Mouloud Hamrouche : «Je n’ai jamais appelé l’armée à s’immiscer dans le champ politique»

El Watan, 24 août 2014

Mes propos ont été mal interprétés. Je n’ai jamais appelé l’armée à s’immiscer dans le champ politique. Bien au contraire, j’ai dit que l’institution militaire doit s’en tenir éloignée et rester à l’écart de toute manœuvre politicienne», a insisté Mouloud Hamrouche, en marge d’une conférence sur le thème «L’Etat-nation à l’épreuve de la mondialisation», qu’il a animée, hier au théâtre Azzeddine Medjoubi de Annaba.

L’idée que propose l’ancien chef de gouvernement, qui est intervenu à cette tribune à l’invitation d’un groupe de professeurs de l’université Badji Mokhtar, consiste à «élaborer un consensus national nouveau, fondé sur notre identité, notre sécurité et notre projet national d’instaurer un Etat démocratique fort, qui garantisse les droits et l’égalité entre tous les Algériens.

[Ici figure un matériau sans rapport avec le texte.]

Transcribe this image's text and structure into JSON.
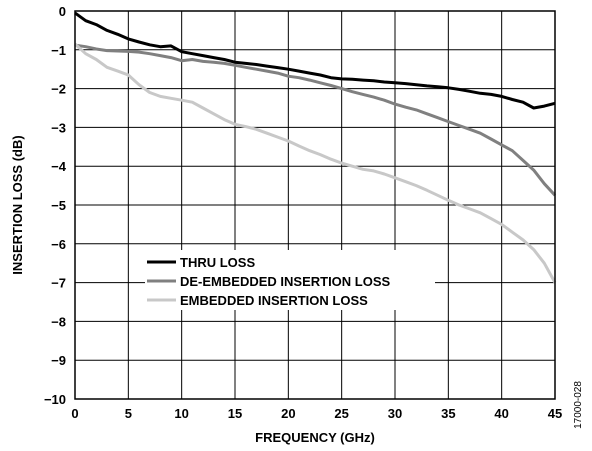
{
  "figure_code": "17000-028",
  "chart_data": {
    "type": "line",
    "xlabel": "FREQUENCY (GHz)",
    "ylabel": "INSERTION LOSS (dB)",
    "xlim": [
      0,
      45
    ],
    "ylim": [
      -10,
      0
    ],
    "x_ticks": [
      "0",
      "5",
      "10",
      "15",
      "20",
      "25",
      "30",
      "35",
      "40",
      "45"
    ],
    "y_ticks": [
      "0",
      "−1",
      "−2",
      "−3",
      "−4",
      "−5",
      "−6",
      "−7",
      "−8",
      "−9",
      "−10"
    ],
    "grid": true,
    "legend_position": "lower-left",
    "series": [
      {
        "name": "THRU LOSS",
        "color": "#000000",
        "x": [
          0,
          1,
          2,
          3,
          4,
          5,
          6,
          7,
          8,
          9,
          10,
          11,
          12,
          13,
          14,
          15,
          16,
          17,
          18,
          19,
          20,
          21,
          22,
          23,
          24,
          25,
          26,
          27,
          28,
          29,
          30,
          31,
          32,
          33,
          34,
          35,
          36,
          37,
          38,
          39,
          40,
          41,
          42,
          43,
          44,
          45
        ],
        "y": [
          -0.05,
          -0.25,
          -0.35,
          -0.5,
          -0.6,
          -0.72,
          -0.8,
          -0.87,
          -0.92,
          -0.9,
          -1.05,
          -1.1,
          -1.15,
          -1.2,
          -1.25,
          -1.32,
          -1.35,
          -1.38,
          -1.42,
          -1.46,
          -1.5,
          -1.55,
          -1.6,
          -1.65,
          -1.72,
          -1.75,
          -1.76,
          -1.78,
          -1.8,
          -1.83,
          -1.85,
          -1.87,
          -1.9,
          -1.93,
          -1.95,
          -1.98,
          -2.02,
          -2.07,
          -2.12,
          -2.15,
          -2.2,
          -2.28,
          -2.35,
          -2.5,
          -2.45,
          -2.38
        ]
      },
      {
        "name": "DE-EMBEDDED INSERTION LOSS",
        "color": "#808080",
        "x": [
          0,
          1,
          2,
          3,
          4,
          5,
          6,
          7,
          8,
          9,
          10,
          11,
          12,
          13,
          14,
          15,
          16,
          17,
          18,
          19,
          20,
          21,
          22,
          23,
          24,
          25,
          26,
          27,
          28,
          29,
          30,
          31,
          32,
          33,
          34,
          35,
          36,
          37,
          38,
          39,
          40,
          41,
          42,
          43,
          44,
          45
        ],
        "y": [
          -0.88,
          -0.92,
          -0.98,
          -1.02,
          -1.03,
          -1.04,
          -1.06,
          -1.1,
          -1.15,
          -1.2,
          -1.28,
          -1.25,
          -1.3,
          -1.32,
          -1.35,
          -1.4,
          -1.45,
          -1.5,
          -1.55,
          -1.6,
          -1.68,
          -1.72,
          -1.78,
          -1.85,
          -1.92,
          -2.0,
          -2.08,
          -2.15,
          -2.22,
          -2.3,
          -2.4,
          -2.48,
          -2.55,
          -2.65,
          -2.75,
          -2.85,
          -2.95,
          -3.05,
          -3.15,
          -3.3,
          -3.45,
          -3.6,
          -3.85,
          -4.1,
          -4.45,
          -4.75
        ]
      },
      {
        "name": "EMBEDDED INSERTION LOSS",
        "color": "#c8c8c8",
        "x": [
          0,
          1,
          2,
          3,
          4,
          5,
          6,
          7,
          8,
          9,
          10,
          11,
          12,
          13,
          14,
          15,
          16,
          17,
          18,
          19,
          20,
          21,
          22,
          23,
          24,
          25,
          26,
          27,
          28,
          29,
          30,
          31,
          32,
          33,
          34,
          35,
          36,
          37,
          38,
          39,
          40,
          41,
          42,
          43,
          44,
          45
        ],
        "y": [
          -0.85,
          -1.1,
          -1.25,
          -1.45,
          -1.55,
          -1.65,
          -1.9,
          -2.1,
          -2.2,
          -2.25,
          -2.3,
          -2.35,
          -2.5,
          -2.65,
          -2.8,
          -2.92,
          -2.98,
          -3.05,
          -3.15,
          -3.25,
          -3.35,
          -3.48,
          -3.6,
          -3.7,
          -3.82,
          -3.92,
          -4.0,
          -4.08,
          -4.12,
          -4.2,
          -4.3,
          -4.4,
          -4.5,
          -4.62,
          -4.75,
          -4.88,
          -5.0,
          -5.1,
          -5.2,
          -5.35,
          -5.5,
          -5.7,
          -5.9,
          -6.15,
          -6.5,
          -7.0
        ]
      }
    ]
  }
}
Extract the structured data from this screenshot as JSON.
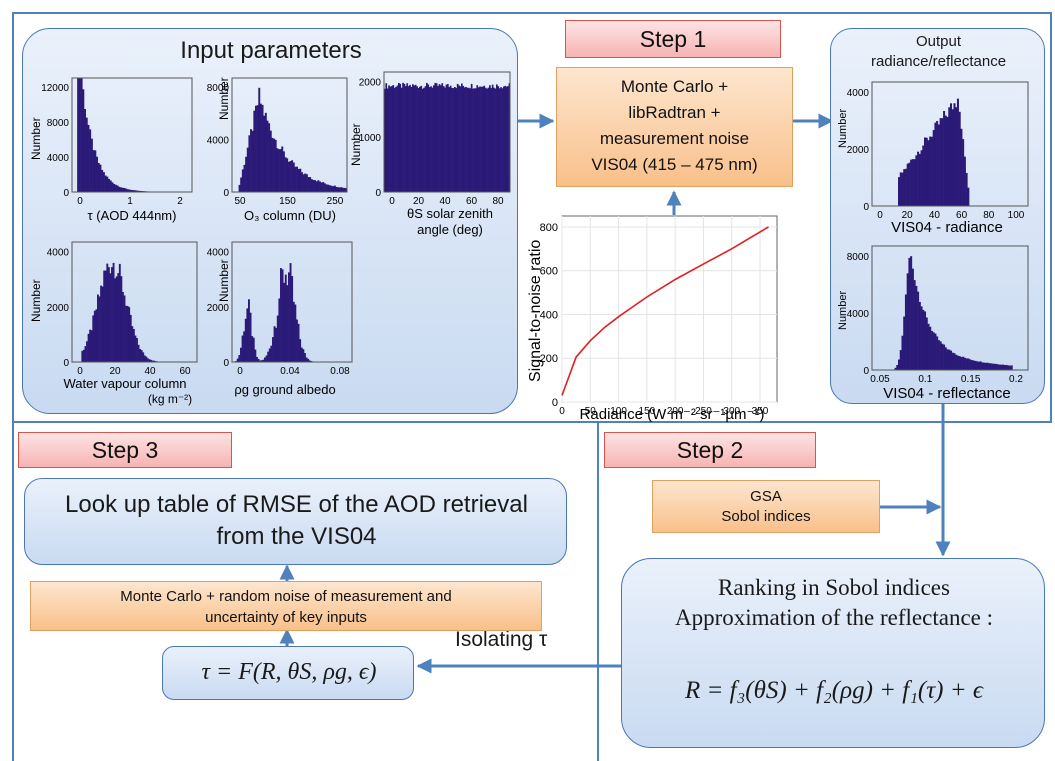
{
  "steps": {
    "step1": "Step 1",
    "step2": "Step 2",
    "step3": "Step 3"
  },
  "input_panel": {
    "title": "Input parameters",
    "plots": [
      {
        "ylabel": "Number",
        "yticks": [
          "0",
          "4000",
          "8000",
          "12000"
        ],
        "xticks": [
          "0",
          "1",
          "2"
        ],
        "xlabel": "τ (AOD 444nm)"
      },
      {
        "ylabel": "Number",
        "yticks": [
          "0",
          "4000",
          "8000"
        ],
        "xticks": [
          "50",
          "150",
          "250"
        ],
        "xlabel": "O₃ column (DU)"
      },
      {
        "ylabel": "Number",
        "yticks": [
          "0",
          "1000",
          "2000"
        ],
        "xticks": [
          "0",
          "20",
          "40",
          "60",
          "80"
        ],
        "xlabel1": "θS  solar zenith",
        "xlabel2": "angle (deg)"
      },
      {
        "ylabel": "Number",
        "yticks": [
          "0",
          "2000",
          "4000"
        ],
        "xticks": [
          "0",
          "20",
          "40",
          "60"
        ],
        "xlabel1": "Water vapour column",
        "xlabel2": "(kg m⁻²)"
      },
      {
        "ylabel": "Number",
        "yticks": [
          "0",
          "2000",
          "4000"
        ],
        "xticks": [
          "0",
          "0.04",
          "0.08"
        ],
        "xlabel": "ρg  ground albedo"
      }
    ]
  },
  "step1_box": {
    "line1": "Monte Carlo +",
    "line2": "libRadtran +",
    "line3": "measurement noise",
    "line4": "VIS04 (415 – 475 nm)"
  },
  "snr_chart": {
    "ylabel": "Signal-to-noise ratio",
    "xlabel": "Radiance (W m⁻² sr⁻¹µm⁻¹)",
    "yticks": [
      "0",
      "200",
      "400",
      "600",
      "800"
    ],
    "xticks": [
      "0",
      "50",
      "100",
      "150",
      "200",
      "250",
      "300",
      "350"
    ]
  },
  "output_panel": {
    "title1": "Output",
    "title2": "radiance/reflectance",
    "radiance": {
      "ylabel": "Number",
      "yticks": [
        "0",
        "2000",
        "4000"
      ],
      "xticks": [
        "0",
        "20",
        "40",
        "60",
        "80",
        "100"
      ],
      "xlabel": "VIS04 - radiance"
    },
    "reflectance": {
      "ylabel": "Number",
      "yticks": [
        "0",
        "4000",
        "8000"
      ],
      "xticks": [
        "0.05",
        "0.1",
        "0.15",
        "0.2"
      ],
      "xlabel": "VIS04 - reflectance"
    }
  },
  "gsa_box": {
    "line1": "GSA",
    "line2": "Sobol indices"
  },
  "ranking_box": {
    "line1": "Ranking in Sobol indices",
    "line2": "Approximation of the reflectance :",
    "formula": "R = f₃(θS) + f₂(ρg) + f₁(τ) + ϵ"
  },
  "isolating_label": "Isolating τ",
  "tau_box": {
    "formula": "τ = F(R, θS, ρg, ϵ)"
  },
  "mc_box": {
    "line1": "Monte Carlo  + random noise of measurement and",
    "line2": "uncertainty of key inputs"
  },
  "lut_box": {
    "line1": "Look up table of RMSE of the AOD retrieval",
    "line2": "from the VIS04"
  },
  "chart_data": {
    "type": "line",
    "x": [
      0,
      25,
      50,
      75,
      100,
      150,
      200,
      250,
      300,
      365
    ],
    "series": [
      {
        "values": [
          30,
          205,
          280,
          340,
          390,
          480,
          560,
          630,
          700,
          800
        ]
      }
    ],
    "xlabel": "Radiance (W m⁻² sr⁻¹µm⁻¹)",
    "ylabel": "Signal-to-noise ratio",
    "xlim": [
      0,
      380
    ],
    "ylim": [
      0,
      850
    ],
    "grid": true
  },
  "colors": {
    "accent": "#4f81bd",
    "hist": "#2b1a78",
    "curve": "#e02020",
    "orange": "#f9c08a",
    "step": "#f7b3b3"
  }
}
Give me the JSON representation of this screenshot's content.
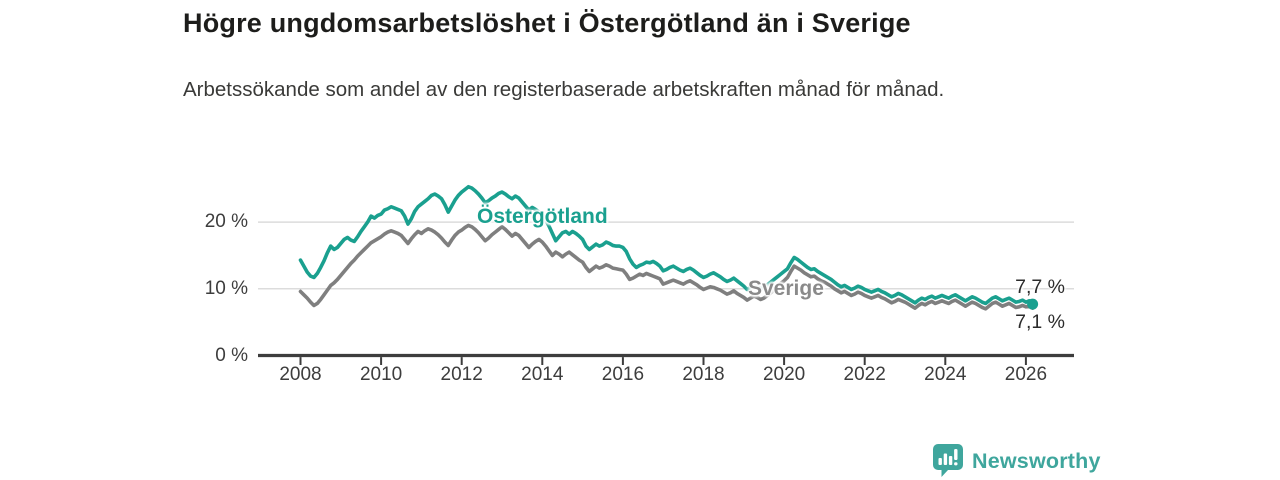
{
  "header": {
    "title": "Högre ungdomsarbetslöshet i Östergötland än i Sverige",
    "subtitle": "Arbetssökande som andel av den registerbaserade arbetskraften månad för månad."
  },
  "chart_data": {
    "type": "line",
    "title": "Högre ungdomsarbetslöshet i Östergötland än i Sverige",
    "x_unit": "month",
    "x_start": "2008-01",
    "x_end": "2026-03",
    "x_tick_labels": [
      "2008",
      "2010",
      "2012",
      "2014",
      "2016",
      "2018",
      "2020",
      "2022",
      "2024",
      "2026"
    ],
    "y_ticks": [
      0,
      10,
      20
    ],
    "y_tick_labels": [
      "0 %",
      "10 %",
      "20 %"
    ],
    "ylim": [
      0,
      28
    ],
    "grid": "horizontal",
    "legend": "inline-labels",
    "end_labels": [
      "7,7 %",
      "7,1 %"
    ],
    "series": [
      {
        "name": "Östergötland",
        "color": "#1aa08f",
        "end_value": 7.7,
        "values": [
          14.3,
          13.4,
          12.5,
          11.9,
          11.7,
          12.3,
          13.2,
          14.2,
          15.4,
          16.4,
          15.9,
          16.2,
          16.8,
          17.4,
          17.7,
          17.3,
          17.1,
          17.8,
          18.6,
          19.3,
          20.0,
          20.9,
          20.6,
          21.0,
          21.2,
          21.8,
          22.0,
          22.3,
          22.1,
          21.9,
          21.7,
          20.9,
          19.7,
          20.5,
          21.6,
          22.3,
          22.7,
          23.1,
          23.5,
          24.0,
          24.2,
          23.9,
          23.5,
          22.6,
          21.5,
          22.4,
          23.3,
          24.0,
          24.5,
          24.9,
          25.3,
          25.1,
          24.7,
          24.2,
          23.6,
          22.9,
          23.2,
          23.6,
          23.9,
          24.3,
          24.5,
          24.2,
          23.8,
          23.5,
          23.9,
          23.6,
          23.0,
          22.4,
          21.8,
          22.2,
          21.9,
          21.5,
          21.0,
          20.3,
          19.4,
          18.3,
          17.2,
          17.8,
          18.4,
          18.6,
          18.2,
          18.6,
          18.3,
          17.9,
          17.4,
          16.4,
          15.9,
          16.3,
          16.7,
          16.4,
          16.6,
          17.0,
          16.8,
          16.5,
          16.4,
          16.4,
          16.2,
          15.6,
          14.5,
          13.7,
          13.2,
          13.5,
          13.7,
          14.0,
          13.9,
          14.1,
          13.8,
          13.4,
          12.7,
          12.9,
          13.2,
          13.4,
          13.1,
          12.8,
          12.6,
          12.9,
          13.1,
          12.8,
          12.4,
          12.0,
          11.7,
          11.9,
          12.2,
          12.4,
          12.1,
          11.8,
          11.4,
          11.1,
          11.3,
          11.6,
          11.2,
          10.8,
          10.4,
          9.9,
          10.2,
          10.5,
          10.3,
          10.0,
          10.2,
          10.6,
          11.0,
          11.4,
          11.8,
          12.2,
          12.6,
          13.0,
          13.9,
          14.7,
          14.4,
          14.0,
          13.6,
          13.2,
          12.9,
          13.0,
          12.6,
          12.3,
          12.0,
          11.7,
          11.4,
          11.0,
          10.6,
          10.3,
          10.5,
          10.2,
          9.9,
          10.1,
          10.4,
          10.2,
          9.9,
          9.7,
          9.5,
          9.7,
          9.9,
          9.6,
          9.4,
          9.1,
          8.8,
          9.0,
          9.3,
          9.1,
          8.8,
          8.5,
          8.2,
          7.9,
          8.3,
          8.6,
          8.4,
          8.7,
          8.9,
          8.6,
          8.8,
          9.0,
          8.8,
          8.6,
          8.9,
          9.1,
          8.8,
          8.5,
          8.2,
          8.5,
          8.8,
          8.6,
          8.3,
          8.0,
          7.8,
          8.2,
          8.6,
          8.8,
          8.5,
          8.2,
          8.4,
          8.6,
          8.3,
          8.0,
          8.1,
          8.3,
          8.0,
          8.2,
          7.7
        ]
      },
      {
        "name": "Sverige",
        "color": "#7f7f7f",
        "end_value": 7.1,
        "values": [
          9.6,
          9.1,
          8.6,
          8.0,
          7.5,
          7.8,
          8.4,
          9.1,
          9.8,
          10.5,
          10.9,
          11.4,
          12.0,
          12.6,
          13.2,
          13.8,
          14.3,
          14.9,
          15.4,
          15.9,
          16.4,
          16.9,
          17.2,
          17.5,
          17.8,
          18.2,
          18.5,
          18.7,
          18.5,
          18.3,
          18.0,
          17.4,
          16.8,
          17.5,
          18.1,
          18.6,
          18.3,
          18.7,
          19.0,
          18.8,
          18.5,
          18.1,
          17.6,
          17.0,
          16.5,
          17.3,
          18.0,
          18.5,
          18.8,
          19.2,
          19.5,
          19.3,
          18.9,
          18.4,
          17.8,
          17.2,
          17.6,
          18.1,
          18.5,
          18.9,
          19.3,
          18.9,
          18.4,
          17.9,
          18.3,
          18.0,
          17.4,
          16.8,
          16.2,
          16.7,
          17.1,
          17.4,
          17.0,
          16.4,
          15.7,
          15.0,
          15.5,
          15.2,
          14.8,
          15.2,
          15.5,
          15.1,
          14.7,
          14.3,
          14.0,
          13.2,
          12.6,
          13.0,
          13.4,
          13.1,
          13.3,
          13.6,
          13.4,
          13.1,
          13.0,
          12.9,
          12.8,
          12.2,
          11.4,
          11.6,
          11.9,
          12.2,
          12.0,
          12.3,
          12.1,
          11.9,
          11.7,
          11.5,
          10.7,
          10.9,
          11.1,
          11.3,
          11.1,
          10.9,
          10.7,
          11.0,
          11.2,
          10.9,
          10.6,
          10.2,
          9.9,
          10.1,
          10.3,
          10.2,
          10.0,
          9.8,
          9.5,
          9.2,
          9.4,
          9.7,
          9.3,
          9.0,
          8.7,
          8.3,
          8.6,
          8.9,
          8.7,
          8.4,
          8.6,
          9.0,
          9.4,
          9.8,
          10.3,
          10.8,
          11.2,
          11.7,
          12.6,
          13.4,
          13.1,
          12.8,
          12.4,
          12.1,
          11.8,
          11.9,
          11.5,
          11.2,
          11.0,
          10.7,
          10.4,
          10.0,
          9.7,
          9.4,
          9.6,
          9.3,
          9.0,
          9.2,
          9.5,
          9.3,
          9.0,
          8.8,
          8.6,
          8.8,
          9.0,
          8.7,
          8.5,
          8.2,
          7.9,
          8.1,
          8.4,
          8.2,
          8.0,
          7.7,
          7.4,
          7.1,
          7.5,
          7.8,
          7.6,
          7.9,
          8.1,
          7.8,
          8.0,
          8.2,
          8.0,
          7.8,
          8.1,
          8.3,
          8.0,
          7.7,
          7.4,
          7.7,
          8.0,
          7.8,
          7.5,
          7.2,
          7.0,
          7.4,
          7.8,
          8.0,
          7.7,
          7.4,
          7.6,
          7.8,
          7.5,
          7.2,
          7.3,
          7.5,
          7.3,
          7.4,
          7.1
        ]
      }
    ]
  },
  "colors": {
    "accent_teal": "#1aa08f",
    "series_gray": "#7f7f7f",
    "grid": "#dcdcdc",
    "axis": "#3d3d3d",
    "text_dark": "#1d1d1b",
    "text_body": "#3a3a38",
    "brand_teal": "#3fa69d"
  },
  "footer": {
    "brand": "Newsworthy"
  }
}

Ce consensus national nouveau, où l’armée peut être associée et jouer son rôle en tant qu’institution constitutionnelle en passant d’un système autoritaire vers un système ouvert et démocratique». Devant un parterre tout ouïe, composé d’universitaires, de militants de différents partis politiques et de représentants de la société civile, le «père des réformes», tout aussi méfiant, s’est gardé de s’étaler sur le retour de Bouteflika au palais d’El Mouradia, se contentant de dire : «L’Algérie a un président pour un quatrième mandat, qui exerce ses fonctions, et ce, quels que fussent les résultats du scrutin, les analyses faites, les lectures données ou encore les critiques.»

Le conférencier, dans une allusion à peine voilée aux hommes de l’ombre, souligne les impératifs de sécurité et de stabilité du pays qui doivent être pris très au sérieux. Car, «le pays est dans une situation dangereuse non seulement en raison de la crise qui a touché les institutions-clés mais aussi et surtout du fait des enjeux de la mondialisation et de la menace qui pèsent sur notre pays, considérant les crises et les conflits qui secouent actuellement le Moyen-Orient, l’Irak, la Syrie et la Libye pour ne citer que ces exemples».

Pour l’hôte de Annaba, l’Etat-nation doit être garant de la stabilité, de la sécurité de ses citoyens, du respect des libertés collectives et individuelles et des droits de l’homme. Clairement, seuls les Etats démocratiques et les Etats de droit peuvent garantir la stabilité. Dans le même ordre d’idées, Mouloud Hamrouche n’a pas cessé d’insister sur la nécessité de faire sortir le pays de son impasse et de le sauver ainsi du blocage. Conscient de la gravité de la situation, il met en garde contre les retombées et les conséquences d’une volonté de maintenir le pays dans cette impasse.

«Le citoyen a besoin de vivre dans la sérénité et la confiance. Cette sérénité et cette confiance doivent également régner entre leur Etat et l’armée, d’autant plus que nous vivons dans une situation plus que menaçante. Nous devons tous œuvrer à trouver les voies et les moyens susceptibles de rapprocher le citoyen de l’Etat.» Hamrouche, qui a gardé intacte sa foi en le changement mettra en garde, encore une fois, contre le danger qui guette le pays : «Le risque est réel.»